When Gus McLachlan joined Boral Australia early this year as the new Executive General Manager, People, he brought with him almost 40 years of experience in the Australian Army.
Four weeks after taking on the role, Gus found himself in the middle of the company’s response to COVID-19, drawing on his experience as a commander in Afghanistan and his time seconded to the Pentagon, in Washington DC, on this new and very different mission.
Tell us about your career before you joined Boral?
I joined the Army straight from school, thinking I would do just a few years to help my single Mum by paying my own way through university. I finished an amazing career 37 years later!
During my time in the Army, I headed Forces Command, which is the area responsible for training, as well as being Head of Army Modernisation, where I worked closely with industry to kick off a major recapitalisation of Army equipment and systems network.
I was also Chief of Staff to the Chief of the Defence Force and was selected to represent Australia on placement in the Pentagon where I worked on the first Defence Review by the Obama Administration.
Much more challenging at a personal level was a 12-month tour in Afghanistan where I was responsible for planning and executing the draw-down of Coalition forces while maintaining security and transitioning authority to the Afghan Army.
I loved serving my country.
Having spent time working leaders such as Barrack Obama, John Howard and Julia Gillard, what attracted you to the role at Boral?
It might sound corny, but I wanted to work for an organisation that shared my values. Boral is an important, Australian company that is helping build Australia, contributing to our growth, to regional and rural areas, and that cares about its people.
What do you think the military taught you that applies to your role with Boral?
The ability to help unlock the potential – the discretionary effort – of our people. Most of us give about 80 percent of our effort in most roles, which is usually enough to do a reasonable job.
But we keep the other 20 percent - our discretionary effort - to be applied where we choose. The best way to unlock that 20 per cent and have people apply all of their creativity and their capacity, whether it is in the Army or at Boral, is through good leadership.
What were your first impressions about Boral’s culture?
I knew I had made the right decision to join the Boral team when I saw the way the company responded to the bush fire emergency. For example, the immediate decision Boral took to extend paid leave to volunteer firefighters . Or the provision of water to firefighters and the access to our properties for wildlife recovery. This all confirmed I was joining a company with the right values.
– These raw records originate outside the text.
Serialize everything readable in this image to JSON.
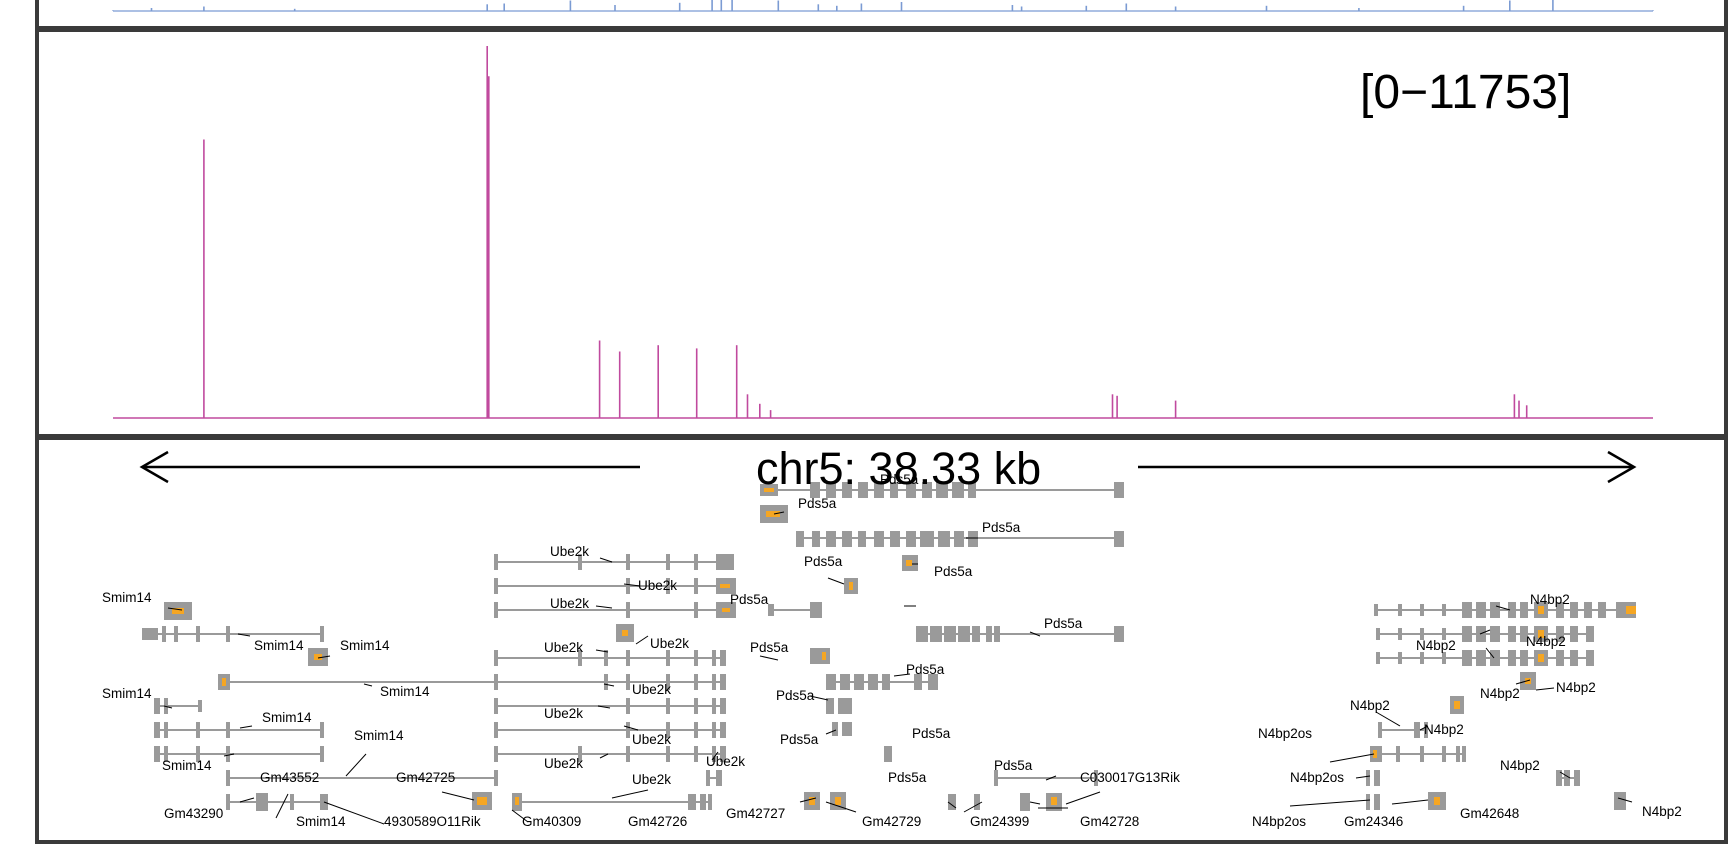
{
  "chart_data": [
    {
      "type": "area",
      "track": "coverage-blue",
      "color": "#7b9bd3",
      "note_values": "relative signal 0-1 (partially visible top track, no scale shown)",
      "x": [
        0.0,
        0.025,
        0.059,
        0.118,
        0.243,
        0.254,
        0.297,
        0.326,
        0.368,
        0.389,
        0.395,
        0.402,
        0.432,
        0.458,
        0.47,
        0.486,
        0.512,
        0.584,
        0.59,
        0.632,
        0.658,
        0.69,
        0.749,
        0.809,
        0.877,
        0.907,
        0.935,
        1.0
      ],
      "values": [
        0.05,
        0.2,
        0.3,
        0.15,
        0.45,
        0.5,
        0.7,
        0.4,
        0.55,
        0.9,
        1.0,
        0.85,
        0.7,
        0.45,
        0.35,
        0.5,
        0.6,
        0.4,
        0.3,
        0.35,
        0.5,
        0.3,
        0.35,
        0.2,
        0.35,
        0.7,
        0.85,
        0.05
      ]
    },
    {
      "type": "area",
      "track": "coverage-magenta",
      "color": "#c04a9e",
      "range_label": "[0−11753]",
      "ylim": [
        0,
        11753
      ],
      "x": [
        0.059,
        0.243,
        0.244,
        0.316,
        0.329,
        0.354,
        0.379,
        0.405,
        0.412,
        0.42,
        0.427,
        0.649,
        0.652,
        0.69,
        0.91,
        0.913,
        0.918
      ],
      "values": [
        8800,
        11753,
        10800,
        2450,
        2100,
        2300,
        2200,
        2300,
        750,
        450,
        250,
        750,
        700,
        550,
        750,
        550,
        400
      ]
    },
    {
      "type": "table",
      "track": "gene-annotations",
      "coord_label": "chr5: 38.33 kb",
      "genes": [
        "Smim14",
        "Smim14",
        "Smim14",
        "Smim14",
        "Smim14",
        "Smim14",
        "Smim14",
        "Smim14",
        "Gm43552",
        "Gm43290",
        "4930589O11Rik",
        "Gm42725",
        "Gm40309",
        "Gm42726",
        "Ube2k",
        "Ube2k",
        "Ube2k",
        "Ube2k",
        "Ube2k",
        "Ube2k",
        "Ube2k",
        "Ube2k",
        "Ube2k",
        "Ube2k",
        "Pds5a",
        "Pds5a",
        "Pds5a",
        "Pds5a",
        "Pds5a",
        "Pds5a",
        "Pds5a",
        "Pds5a",
        "Pds5a",
        "Pds5a",
        "Pds5a",
        "Pds5a",
        "Pds5a",
        "Pds5a",
        "Gm42727",
        "Gm42729",
        "Gm24399",
        "Gm42728",
        "C030017G13Rik",
        "N4bp2",
        "N4bp2",
        "N4bp2",
        "N4bp2",
        "N4bp2",
        "N4bp2",
        "N4bp2",
        "N4bp2",
        "N4bp2os",
        "N4bp2os",
        "N4bp2os",
        "Gm24346",
        "Gm42648"
      ]
    }
  ]
}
How has Boral adapted to the new COVID 19 reality?
We came together early as a company, even when we did not have all the information we needed about the virus – no one did. But this meant we could move quickly and efficiently, and some weeks down the road, the planning we did back then has held up well.
Importantly, we got good, trustworthy information to our people in the middle of a lot of noise and confusion. And our focus on the basics - hygiene and physical distancing - helped ensure our industry retained the confidence of the various governments, which means we have been able to continue to operate.
We have been open and honest with our people throughout the pandemic response, doing all we can to preserve work opportunities.
What is the best piece of advice you have been given?
My boss when I was a young leader told me to get off my backside and propose to my now wife. It showed he cared more about me than just on the work level. I have been happily married for 30 years!
And what advice would you give a young colleague just starting their career at Boral?
Do the best you can on every task, every day. Your efforts will be recognised.
Do you have any personal heroes, or people who have inspired you?
I was lucky enough to meet President Obama, Prime Ministers John Howard and Julia Gillard and military leaders like Peter Cosgrove and David Hurley. All inspired me and taught me something about leadership.
But at a more personal level my sister is a cancer doctor and I am in awe of her strength and compassion. And I will always appreciate what my wife contributed to our family and our nation as a military spouse.
How do you spend your spare time?
I am a bit of a nerdy science fiction reader. I love innovation and creativity and am involved with some start-up technology companies. I still try and keep fit, so I swim and paddle a surf ski when I can. And I’m happy to confess I love yoga as a way to stretch and be mindful.